Organize into short, focused sections – Break content down using concise headings and paragraphs. Avoid giant blocks of unbroken text.
Highlight key facts – Use lists, tables, and callout boxes to draw attention to important details users must understand.
Write in plain language – Steer clear of legal jargon and aim for language an average website visitor can digest.
Provide definitions – Define any specialized technical or legal terms needed to describe your practices.
Use visual design elements – Space content appropriately. Bold section headers. Align text and structure content using white space.
Enforcement and Penalties Around Privacy Policies
Regulators worldwide increasingly enforce against websites with inadequate privacy policies and notice practices.
In the EU alone, GDPR fines related to insufficient transparency and consent issues exceeded €400 million between 2018 and 2021. Penalties include:
- Lack of clear cookie consent banners: £7.5 million fine for Google in UK
- Vague privacy policies lacking detail: $57 million fine for WhatsApp in Ireland
- Failing to update old policies when collecting new data: $230 million fine for British Airways
Beyond Europe, US state attorneys general have authority to sue companies for deceptive privacy policies violating consumer protection laws. Violations carry fines of $2,500 to $7,500 per affected user.

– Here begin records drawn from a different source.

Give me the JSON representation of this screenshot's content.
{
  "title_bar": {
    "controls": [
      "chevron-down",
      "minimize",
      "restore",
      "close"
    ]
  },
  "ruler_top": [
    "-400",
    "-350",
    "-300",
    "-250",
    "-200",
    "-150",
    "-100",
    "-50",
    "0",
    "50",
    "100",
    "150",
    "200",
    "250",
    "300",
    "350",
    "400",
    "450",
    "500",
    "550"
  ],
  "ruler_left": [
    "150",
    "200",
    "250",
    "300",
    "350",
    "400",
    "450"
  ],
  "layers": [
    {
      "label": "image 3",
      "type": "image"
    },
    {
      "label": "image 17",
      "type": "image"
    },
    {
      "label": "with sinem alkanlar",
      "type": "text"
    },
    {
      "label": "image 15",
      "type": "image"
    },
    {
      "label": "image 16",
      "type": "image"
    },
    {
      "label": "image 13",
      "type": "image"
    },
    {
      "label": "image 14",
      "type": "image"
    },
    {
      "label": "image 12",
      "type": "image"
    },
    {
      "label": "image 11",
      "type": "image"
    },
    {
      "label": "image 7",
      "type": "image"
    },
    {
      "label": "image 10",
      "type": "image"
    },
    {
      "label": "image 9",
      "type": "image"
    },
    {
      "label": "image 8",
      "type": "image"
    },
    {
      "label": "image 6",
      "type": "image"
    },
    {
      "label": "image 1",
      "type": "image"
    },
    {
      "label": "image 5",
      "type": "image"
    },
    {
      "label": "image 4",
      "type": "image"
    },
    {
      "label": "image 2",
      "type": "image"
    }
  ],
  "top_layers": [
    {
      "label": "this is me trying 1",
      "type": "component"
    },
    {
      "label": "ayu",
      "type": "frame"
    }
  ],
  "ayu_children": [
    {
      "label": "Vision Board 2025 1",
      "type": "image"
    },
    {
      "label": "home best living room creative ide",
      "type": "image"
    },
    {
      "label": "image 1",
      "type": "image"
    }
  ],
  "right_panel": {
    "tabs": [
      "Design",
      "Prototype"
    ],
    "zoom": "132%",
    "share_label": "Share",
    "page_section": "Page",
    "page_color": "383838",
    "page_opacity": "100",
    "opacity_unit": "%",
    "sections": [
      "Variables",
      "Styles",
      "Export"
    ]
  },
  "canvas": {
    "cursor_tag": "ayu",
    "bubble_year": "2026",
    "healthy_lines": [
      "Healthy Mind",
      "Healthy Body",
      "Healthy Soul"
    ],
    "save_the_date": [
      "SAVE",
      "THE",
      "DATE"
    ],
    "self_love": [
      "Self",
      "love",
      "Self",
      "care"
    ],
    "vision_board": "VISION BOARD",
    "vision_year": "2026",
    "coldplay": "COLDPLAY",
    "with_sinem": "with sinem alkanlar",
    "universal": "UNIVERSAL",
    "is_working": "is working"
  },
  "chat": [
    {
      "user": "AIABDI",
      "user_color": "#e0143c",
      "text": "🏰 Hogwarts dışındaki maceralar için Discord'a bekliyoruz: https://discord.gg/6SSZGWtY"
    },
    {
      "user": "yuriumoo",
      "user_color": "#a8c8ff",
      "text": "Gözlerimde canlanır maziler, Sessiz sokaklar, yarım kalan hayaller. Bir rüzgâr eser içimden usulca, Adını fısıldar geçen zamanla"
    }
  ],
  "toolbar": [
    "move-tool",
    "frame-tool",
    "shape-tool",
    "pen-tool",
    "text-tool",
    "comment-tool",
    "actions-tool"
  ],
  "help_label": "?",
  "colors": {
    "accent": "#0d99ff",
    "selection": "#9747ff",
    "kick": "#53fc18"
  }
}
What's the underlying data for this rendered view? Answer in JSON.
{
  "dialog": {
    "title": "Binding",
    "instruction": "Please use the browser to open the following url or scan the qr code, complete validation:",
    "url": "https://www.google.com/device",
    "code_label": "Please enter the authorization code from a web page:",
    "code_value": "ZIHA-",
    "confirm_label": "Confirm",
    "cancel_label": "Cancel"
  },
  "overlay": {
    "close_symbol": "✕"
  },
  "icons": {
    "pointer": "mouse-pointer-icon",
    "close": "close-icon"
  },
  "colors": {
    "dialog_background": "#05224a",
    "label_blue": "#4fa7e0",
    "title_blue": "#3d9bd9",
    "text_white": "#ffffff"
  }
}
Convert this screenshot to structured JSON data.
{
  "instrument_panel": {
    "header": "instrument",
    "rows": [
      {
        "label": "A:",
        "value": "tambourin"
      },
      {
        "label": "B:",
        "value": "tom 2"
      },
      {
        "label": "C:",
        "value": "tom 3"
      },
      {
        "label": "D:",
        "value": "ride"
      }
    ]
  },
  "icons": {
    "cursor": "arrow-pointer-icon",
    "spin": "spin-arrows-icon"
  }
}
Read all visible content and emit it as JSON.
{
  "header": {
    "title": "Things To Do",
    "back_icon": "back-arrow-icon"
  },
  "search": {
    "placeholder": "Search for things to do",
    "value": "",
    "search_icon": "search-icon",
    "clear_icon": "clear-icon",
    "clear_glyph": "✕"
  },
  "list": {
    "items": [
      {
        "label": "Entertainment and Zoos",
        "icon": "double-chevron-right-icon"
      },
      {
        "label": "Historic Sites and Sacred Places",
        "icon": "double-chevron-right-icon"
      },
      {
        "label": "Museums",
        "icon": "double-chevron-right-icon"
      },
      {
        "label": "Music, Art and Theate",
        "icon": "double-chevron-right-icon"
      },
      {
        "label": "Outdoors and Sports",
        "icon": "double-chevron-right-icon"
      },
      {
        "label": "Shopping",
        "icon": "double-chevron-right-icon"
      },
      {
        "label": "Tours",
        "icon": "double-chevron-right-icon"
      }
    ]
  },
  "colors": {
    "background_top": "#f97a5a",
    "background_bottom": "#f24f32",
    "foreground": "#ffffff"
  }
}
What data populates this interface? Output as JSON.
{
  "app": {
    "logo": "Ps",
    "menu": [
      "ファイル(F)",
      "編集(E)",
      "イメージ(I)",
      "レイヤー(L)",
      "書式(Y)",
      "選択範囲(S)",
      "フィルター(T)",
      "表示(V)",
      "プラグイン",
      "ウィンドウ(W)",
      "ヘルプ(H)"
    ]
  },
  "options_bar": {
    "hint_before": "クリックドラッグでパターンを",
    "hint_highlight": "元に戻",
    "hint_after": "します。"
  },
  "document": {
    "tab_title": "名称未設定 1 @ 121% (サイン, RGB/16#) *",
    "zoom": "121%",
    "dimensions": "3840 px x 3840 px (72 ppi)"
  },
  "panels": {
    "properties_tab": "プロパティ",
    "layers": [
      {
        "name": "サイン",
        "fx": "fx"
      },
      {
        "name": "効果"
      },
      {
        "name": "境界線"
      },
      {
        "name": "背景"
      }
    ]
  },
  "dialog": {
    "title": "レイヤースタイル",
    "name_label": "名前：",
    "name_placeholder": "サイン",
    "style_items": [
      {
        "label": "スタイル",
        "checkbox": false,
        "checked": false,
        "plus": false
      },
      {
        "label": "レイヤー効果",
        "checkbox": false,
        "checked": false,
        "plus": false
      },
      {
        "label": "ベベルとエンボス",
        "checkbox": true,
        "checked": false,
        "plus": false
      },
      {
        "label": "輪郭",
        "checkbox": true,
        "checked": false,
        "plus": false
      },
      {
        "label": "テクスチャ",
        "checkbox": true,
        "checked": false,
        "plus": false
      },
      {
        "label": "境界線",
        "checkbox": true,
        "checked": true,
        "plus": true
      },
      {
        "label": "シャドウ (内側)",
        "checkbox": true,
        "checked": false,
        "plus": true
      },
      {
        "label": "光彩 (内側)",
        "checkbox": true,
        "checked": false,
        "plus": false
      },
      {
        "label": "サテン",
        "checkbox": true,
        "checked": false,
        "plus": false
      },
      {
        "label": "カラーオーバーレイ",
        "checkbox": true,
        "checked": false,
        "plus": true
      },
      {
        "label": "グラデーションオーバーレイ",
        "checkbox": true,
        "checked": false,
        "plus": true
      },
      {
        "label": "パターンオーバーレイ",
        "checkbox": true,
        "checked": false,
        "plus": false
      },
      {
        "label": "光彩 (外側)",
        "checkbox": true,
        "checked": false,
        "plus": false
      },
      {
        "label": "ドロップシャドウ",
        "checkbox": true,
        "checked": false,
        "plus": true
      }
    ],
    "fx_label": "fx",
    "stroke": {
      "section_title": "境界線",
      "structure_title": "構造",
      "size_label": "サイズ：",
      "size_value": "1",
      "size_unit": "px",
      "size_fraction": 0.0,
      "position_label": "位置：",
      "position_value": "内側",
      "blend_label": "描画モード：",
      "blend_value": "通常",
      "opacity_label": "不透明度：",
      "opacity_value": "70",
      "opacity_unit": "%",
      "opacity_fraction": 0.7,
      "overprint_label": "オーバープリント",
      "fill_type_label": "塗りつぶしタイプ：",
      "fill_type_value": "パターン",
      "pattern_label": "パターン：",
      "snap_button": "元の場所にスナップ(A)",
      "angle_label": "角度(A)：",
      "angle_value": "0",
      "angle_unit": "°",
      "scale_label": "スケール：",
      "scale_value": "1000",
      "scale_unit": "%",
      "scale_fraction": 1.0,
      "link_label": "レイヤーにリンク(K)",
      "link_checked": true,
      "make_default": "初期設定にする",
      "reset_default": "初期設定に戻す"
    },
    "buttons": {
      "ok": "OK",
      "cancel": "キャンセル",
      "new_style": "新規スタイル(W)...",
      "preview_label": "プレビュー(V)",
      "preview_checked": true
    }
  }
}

Plaintiff class action lawsuits over deceptive policies are also on the rise, with potential statutory damages reaching into the billions.
The risks of non-compliance demonstrate why websites must implement compliant, tailored privacy policies!
Some recommended options include:
- TermsFeed‘s GDPR-compliant generator
- iubenda‘s generatory covering global requirements
These services integrate regularly updated templates covering requirements in all major jurisdictions. Their questionnaires simplify the process of documenting your specific collection, use cases, security controls, etc.
You can then take the generated draft and edit it to reflect your precise language, details, and formatting. Additionally, seek legal review before publishing your live policy.
Combining a generator‘s head start with your own customization delivers the best results.
Use this guide to build a tailored policy document that clearly communicates your data practices and legal basis for processing.
Show users how you respect their privacy – it will build trust, aid compliance, and let you focus on delivering an amazing service!